XGBoost's cuda acceleration

jmorrill · November 12, 2019, 7:16pm

It seems XGBoost supports GPU acceleration via cuda (9?) with the gpu_hist parameter to xgb_params

In xgboost_code_model.py I added: ‘tree_method’: ‘gpu_hist’ and ran a few tests (16 core, 1080gtx)

WITH 'gpu_hist'

First run:

[Task 1/42] Current/Best: 178.70/2169.96 GFLOPS | Progress: (256/256) | 901.07 s Done.

Second run:

[Task 1/42] Current/Best: 1669.95/1804.79 GFLOPS | Progress: (256/256) | 904.57 s Done.

WITHOUT 'gpu_hist'

First run: [Task 1/42] Current/Best: 48.44/1714.60 GFLOPS | Progress: (256/256) | 980.04 s Done.

Second Run:

[Task 1/42] Current/Best: 113.77/1672.49 GFLOPS | Progress: (256/256) | 1038.44 s Done.

Even though I only run each test twice, you do see the ‘gpu_hist’ does complete a bit faster.
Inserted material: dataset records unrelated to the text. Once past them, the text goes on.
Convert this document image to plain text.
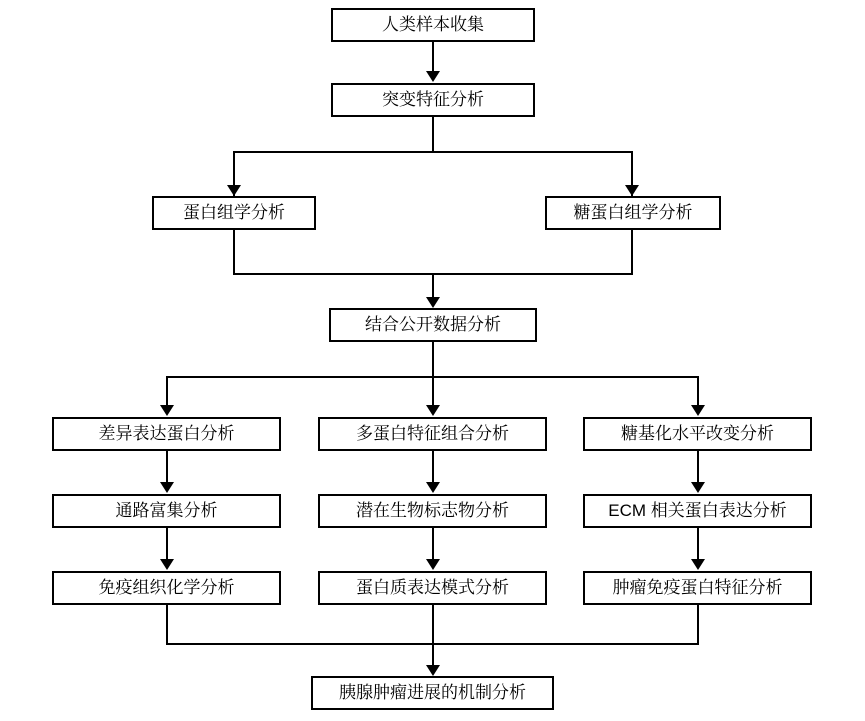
人类样本收集
突变特征分析
蛋白组学分析	糖蛋白组学分析
结合公开数据分析
差异表达蛋白分析	多蛋白特征组合分析	糖基化水平改变分析
通路富集分析	潜在生物标志物分析	ECM 相关蛋白表达分析
免疫组织化学分析	蛋白质表达模式分析	肿瘤免疫蛋白特征分析
胰腺肿瘤进展的机制分析
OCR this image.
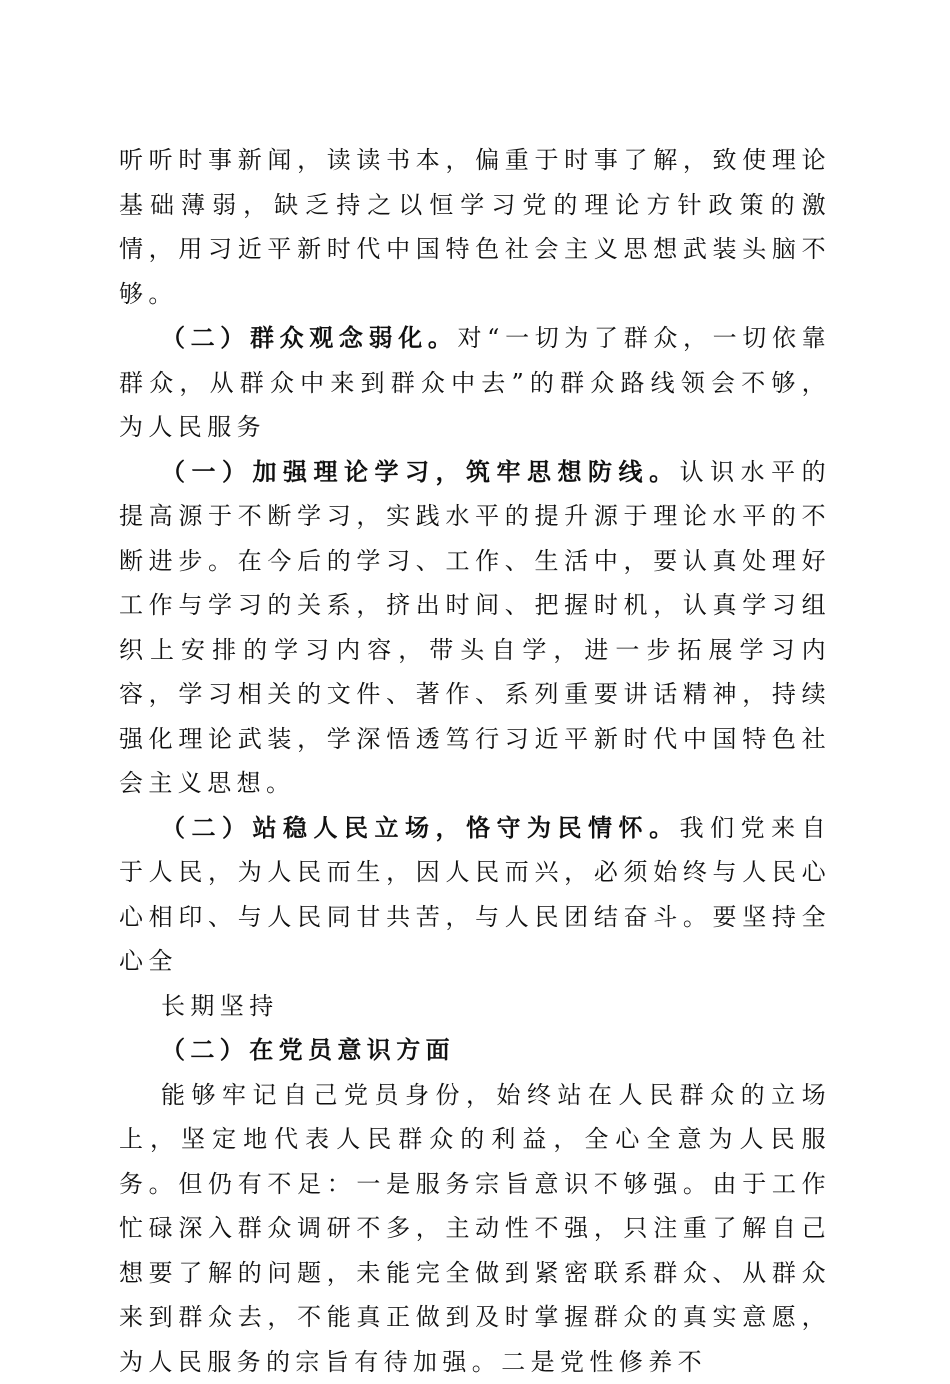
听听时事新闻，读读书本，偏重于时事了解，致使理论基础薄弱，缺乏持之以恒学习党的理论方针政策的激情，用习近平新时代中国特色社会主义思想武装头脑不够。

（二）群众观念弱化。对“一切为了群众，一切依靠群众，从群众中来到群众中去”的群众路线领会不够，为人民服务

（一）加强理论学习，筑牢思想防线。认识水平的提高源于不断学习，实践水平的提升源于理论水平的不断进步。在今后的学习、工作、生活中，要认真处理好工作与学习的关系，挤出时间、把握时机，认真学习组织上安排的学习内容，带头自学，进一步拓展学习内容，学习相关的文件、著作、系列重要讲话精神，持续强化理论武装，学深悟透笃行习近平新时代中国特色社会主义思想。

（二）站稳人民立场，恪守为民情怀。我们党来自于人民，为人民而生，因人民而兴，必须始终与人民心心相印、与人民同甘共苦，与人民团结奋斗。要坚持全心全

长期坚持

（二）在党员意识方面

能够牢记自己党员身份，始终站在人民群众的立场上，坚定地代表人民群众的利益，全心全意为人民服务。但仍有不足：一是服务宗旨意识不够强。由于工作忙碌深入群众调研不多，主动性不强，只注重了解自己想要了解的问题，未能完全做到紧密联系群众、从群众来到群众去，不能真正做到及时掌握群众的真实意愿，为人民服务的宗旨有待加强。二是党性修养不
I did see the cuda usage on my GPU use about 2 - 4% when running the xgboost cost model. Is this something that should be exposed in the public API or was there a reason why it was excluded?

Can someone else verify benefit?

KimBioInfoStudio · November 20, 2019, 3:46am

I think u misunderstood the intention, xgb only for finding the better parmas for ops, so the 1st run can’t show your needed info, actually, graph tuner will really run with the parmas on your RPC to get the computation ability. Am I right ?@tqchen

jmorrill · November 20, 2019, 4:51am

I’m saying that enabling GPU acceleration is faster computing the jobs vs multicpu. Problem I’m finding is it hard crashes when it goes to the next task.

comaniac · November 20, 2019, 5:30am

I don’t think that would help a lot tho. GPU acceleration for XGBoost is to accelerate the cost model training, but the auto-tuning bottleneck is compilation and measurement instead of determining the next batch of candidates. Such acceleration could be moderated easily by server status. For example, I have an experience of tuning an op for 2,000 trials on V100. The tuning used to be done in 2 hours (~3.6 sec / trial on average), but the same task can take almost 3 hours (~5 sec / trial on average) on the same server sometimes.